After years of slow and steady improvement, San Diego’s commercial sector is finally beginning to feel healthy again. In particular, the office sector is improving mightily going into 2018. Has it reached a peak?
Vacancies have steadily fallen, from their recent 16% high in 2009 to 10.2% in the fourth quarter (Q4) of 2017, according to Voit Real Estate Services.
Today’s lower vacancies are driven by:
- growing employment numbers, increasing office demand; and
- very low construction
In fact, new office construction was non-existent in downtown San Diego from the recession all the way until 2017, when construction started on the first new office buildings in the area for a decade, according to Voit. As a result, absorption of office space for lease has been positive each quarter since 2010.

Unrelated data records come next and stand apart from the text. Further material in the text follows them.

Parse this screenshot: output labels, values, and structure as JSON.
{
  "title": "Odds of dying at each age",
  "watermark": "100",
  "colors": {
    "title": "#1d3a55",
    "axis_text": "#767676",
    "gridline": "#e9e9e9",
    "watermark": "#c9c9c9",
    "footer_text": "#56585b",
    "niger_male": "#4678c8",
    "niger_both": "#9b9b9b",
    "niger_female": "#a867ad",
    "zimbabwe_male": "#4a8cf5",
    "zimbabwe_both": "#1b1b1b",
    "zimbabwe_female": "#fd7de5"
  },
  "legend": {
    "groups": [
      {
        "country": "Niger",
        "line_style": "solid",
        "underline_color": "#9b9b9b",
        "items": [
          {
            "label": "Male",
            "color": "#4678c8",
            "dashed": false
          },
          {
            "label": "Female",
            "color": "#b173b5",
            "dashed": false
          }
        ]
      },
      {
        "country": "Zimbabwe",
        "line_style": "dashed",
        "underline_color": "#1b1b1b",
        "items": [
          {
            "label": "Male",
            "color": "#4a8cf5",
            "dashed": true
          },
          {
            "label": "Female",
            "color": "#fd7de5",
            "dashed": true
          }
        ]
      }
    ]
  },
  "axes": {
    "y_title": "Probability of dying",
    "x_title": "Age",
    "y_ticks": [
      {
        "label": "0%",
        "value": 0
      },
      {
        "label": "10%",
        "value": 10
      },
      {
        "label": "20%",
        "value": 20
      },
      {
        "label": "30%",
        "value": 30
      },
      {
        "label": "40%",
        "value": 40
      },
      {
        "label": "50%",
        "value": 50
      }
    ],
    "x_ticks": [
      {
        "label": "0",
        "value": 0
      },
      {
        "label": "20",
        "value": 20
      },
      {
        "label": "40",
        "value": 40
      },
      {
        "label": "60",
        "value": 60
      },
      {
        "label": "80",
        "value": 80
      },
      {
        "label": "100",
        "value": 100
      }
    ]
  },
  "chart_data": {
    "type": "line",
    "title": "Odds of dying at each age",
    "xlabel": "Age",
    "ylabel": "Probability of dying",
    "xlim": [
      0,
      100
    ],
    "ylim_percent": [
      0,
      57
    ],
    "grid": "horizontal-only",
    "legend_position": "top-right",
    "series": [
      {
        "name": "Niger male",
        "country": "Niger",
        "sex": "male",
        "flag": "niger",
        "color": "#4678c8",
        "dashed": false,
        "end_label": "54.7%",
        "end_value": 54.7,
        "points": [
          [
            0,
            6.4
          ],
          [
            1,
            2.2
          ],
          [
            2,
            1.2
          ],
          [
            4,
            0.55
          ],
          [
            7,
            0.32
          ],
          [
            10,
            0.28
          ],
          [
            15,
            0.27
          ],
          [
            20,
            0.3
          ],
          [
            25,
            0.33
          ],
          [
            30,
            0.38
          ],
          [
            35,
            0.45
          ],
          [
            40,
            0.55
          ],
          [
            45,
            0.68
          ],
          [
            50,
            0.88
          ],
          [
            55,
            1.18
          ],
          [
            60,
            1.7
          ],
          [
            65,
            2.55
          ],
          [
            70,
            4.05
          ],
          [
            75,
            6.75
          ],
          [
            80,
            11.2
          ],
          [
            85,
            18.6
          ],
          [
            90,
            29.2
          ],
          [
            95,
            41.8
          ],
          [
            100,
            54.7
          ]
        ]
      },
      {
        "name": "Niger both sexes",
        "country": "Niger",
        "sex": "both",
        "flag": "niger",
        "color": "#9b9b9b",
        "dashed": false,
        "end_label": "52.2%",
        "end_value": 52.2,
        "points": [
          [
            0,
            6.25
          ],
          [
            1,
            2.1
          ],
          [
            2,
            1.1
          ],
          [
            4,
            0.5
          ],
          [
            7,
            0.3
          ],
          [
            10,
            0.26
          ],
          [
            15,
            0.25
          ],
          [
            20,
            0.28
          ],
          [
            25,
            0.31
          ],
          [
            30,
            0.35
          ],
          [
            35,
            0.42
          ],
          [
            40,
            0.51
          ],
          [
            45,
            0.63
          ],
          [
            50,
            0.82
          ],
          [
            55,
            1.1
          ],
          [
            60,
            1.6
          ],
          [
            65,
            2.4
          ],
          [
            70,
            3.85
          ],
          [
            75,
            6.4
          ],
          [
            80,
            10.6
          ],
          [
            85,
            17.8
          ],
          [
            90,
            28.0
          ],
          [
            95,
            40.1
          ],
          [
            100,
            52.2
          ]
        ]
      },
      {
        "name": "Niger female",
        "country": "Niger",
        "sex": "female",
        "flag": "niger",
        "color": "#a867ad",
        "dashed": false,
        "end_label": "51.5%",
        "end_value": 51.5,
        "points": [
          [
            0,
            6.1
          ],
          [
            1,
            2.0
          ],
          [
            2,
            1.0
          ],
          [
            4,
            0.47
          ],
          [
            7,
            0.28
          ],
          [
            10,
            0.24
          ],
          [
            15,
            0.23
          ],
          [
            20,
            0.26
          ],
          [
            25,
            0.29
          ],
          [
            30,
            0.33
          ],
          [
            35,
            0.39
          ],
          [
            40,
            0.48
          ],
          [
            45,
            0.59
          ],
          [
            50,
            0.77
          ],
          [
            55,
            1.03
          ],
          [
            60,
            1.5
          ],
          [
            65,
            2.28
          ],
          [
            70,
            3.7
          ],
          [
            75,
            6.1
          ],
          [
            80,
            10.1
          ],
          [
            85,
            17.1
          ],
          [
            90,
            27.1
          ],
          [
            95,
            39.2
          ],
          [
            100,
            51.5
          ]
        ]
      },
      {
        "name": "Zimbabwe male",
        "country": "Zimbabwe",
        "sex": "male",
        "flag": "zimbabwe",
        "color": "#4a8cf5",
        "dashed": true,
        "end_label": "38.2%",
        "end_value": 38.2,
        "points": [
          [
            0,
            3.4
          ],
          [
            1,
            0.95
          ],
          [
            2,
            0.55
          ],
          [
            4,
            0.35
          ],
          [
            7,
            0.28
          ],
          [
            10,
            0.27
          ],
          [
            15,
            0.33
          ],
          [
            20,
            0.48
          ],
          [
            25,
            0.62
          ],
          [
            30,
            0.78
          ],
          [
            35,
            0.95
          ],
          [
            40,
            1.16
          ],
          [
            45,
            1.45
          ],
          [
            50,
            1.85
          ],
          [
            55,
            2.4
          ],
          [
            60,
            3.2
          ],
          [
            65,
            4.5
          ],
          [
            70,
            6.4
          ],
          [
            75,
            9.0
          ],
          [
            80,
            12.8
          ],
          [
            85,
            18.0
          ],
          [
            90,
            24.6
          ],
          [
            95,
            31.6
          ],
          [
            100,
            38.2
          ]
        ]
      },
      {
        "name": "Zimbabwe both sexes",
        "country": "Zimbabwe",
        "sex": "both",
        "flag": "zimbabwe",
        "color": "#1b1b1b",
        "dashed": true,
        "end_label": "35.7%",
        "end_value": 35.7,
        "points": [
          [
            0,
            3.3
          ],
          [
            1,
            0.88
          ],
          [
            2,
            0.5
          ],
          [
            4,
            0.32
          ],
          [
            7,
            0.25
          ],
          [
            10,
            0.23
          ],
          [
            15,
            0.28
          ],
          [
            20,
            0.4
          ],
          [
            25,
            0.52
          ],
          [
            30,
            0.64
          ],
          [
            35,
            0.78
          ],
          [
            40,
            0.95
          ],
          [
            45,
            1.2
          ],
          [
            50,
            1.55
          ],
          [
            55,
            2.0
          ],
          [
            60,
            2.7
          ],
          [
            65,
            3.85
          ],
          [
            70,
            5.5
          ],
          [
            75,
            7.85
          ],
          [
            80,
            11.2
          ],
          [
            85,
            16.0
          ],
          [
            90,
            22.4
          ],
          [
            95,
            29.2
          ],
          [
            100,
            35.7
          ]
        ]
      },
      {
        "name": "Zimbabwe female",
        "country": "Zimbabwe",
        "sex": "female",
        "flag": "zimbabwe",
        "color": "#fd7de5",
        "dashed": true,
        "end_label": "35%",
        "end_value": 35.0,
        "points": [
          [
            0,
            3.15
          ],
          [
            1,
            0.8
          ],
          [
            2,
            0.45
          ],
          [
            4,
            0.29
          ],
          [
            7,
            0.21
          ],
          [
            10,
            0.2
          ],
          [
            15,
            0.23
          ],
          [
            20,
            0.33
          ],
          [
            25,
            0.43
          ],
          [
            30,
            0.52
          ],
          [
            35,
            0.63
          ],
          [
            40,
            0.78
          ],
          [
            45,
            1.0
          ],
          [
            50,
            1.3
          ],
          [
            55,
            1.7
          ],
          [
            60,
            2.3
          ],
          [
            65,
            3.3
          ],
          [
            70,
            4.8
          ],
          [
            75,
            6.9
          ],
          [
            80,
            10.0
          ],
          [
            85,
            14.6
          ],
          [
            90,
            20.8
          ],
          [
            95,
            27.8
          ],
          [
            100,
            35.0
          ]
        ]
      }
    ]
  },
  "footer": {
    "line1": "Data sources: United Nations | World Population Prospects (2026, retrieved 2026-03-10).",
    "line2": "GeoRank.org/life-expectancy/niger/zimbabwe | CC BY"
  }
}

More common than construction during this extended recovery have been office conversions, where old, outdated space has been improved as office space for today’s more creative and free-spirited culture of workers. Startup culture isn’t limited to the Bay Area alone, and old warehouses and other outdated spaces are rapidly being revitalized across San Diego to suit.
Lease rates rose 2.7% over the previous year as of Q4 2017, a difference of 7 cents per square foot.
Forecasting office in 2018
Will the office sector continue to improve in 2018?
It depends who you ask.
A representative for JLL San Diego, a commercial real estate firm, has a positive outlook for 2018. In a recent GlobeSt interview, the representative says: “Rent will continue to increase for the foreseeable future due to the dwindling supply.” He projects the annual rent increase to be around 3%-4%.
Voit’s Q4 2017 market report is a bit less optimistic, while still being positive. They forecast positive rent growth in 2018, but caution vacancy rates won’t “tumble” nor will investment activity “soar” this year. Their overall assessment is: “The San Diego office market is steady for now and still showing definite signs of growth, but we are starting to see a slight shift in market fundamentals as we are in the latter stages of the current recovery.”
Another factor that may see the office market turn down in 2018 includes the uncertain fate of the San Diego-based Qualcomm’s merger with Broadcom. If the merger succeeds, it will result in the loss of many San Diego jobs and the sudden availability of more office space when offices are moved outside the area.
As for first tuesday, we are watching interest rates in 2018. As interest rates continue to edge higher due to Federal Reserve efforts to slow down economic growth, commercial improvement will slow, too. That’s not to suggest a crash in the commercial sector is imminent. But investors will begin demanding higher capitalization (cap) rates to make up for higher interest rates. Further, if the economic slowdown extends to the jobs market, demand in the office sector may ease up temporarily while employment recovers.
2018 is an ideal time to wait-and-see while the office market adjusts to these economic shifts.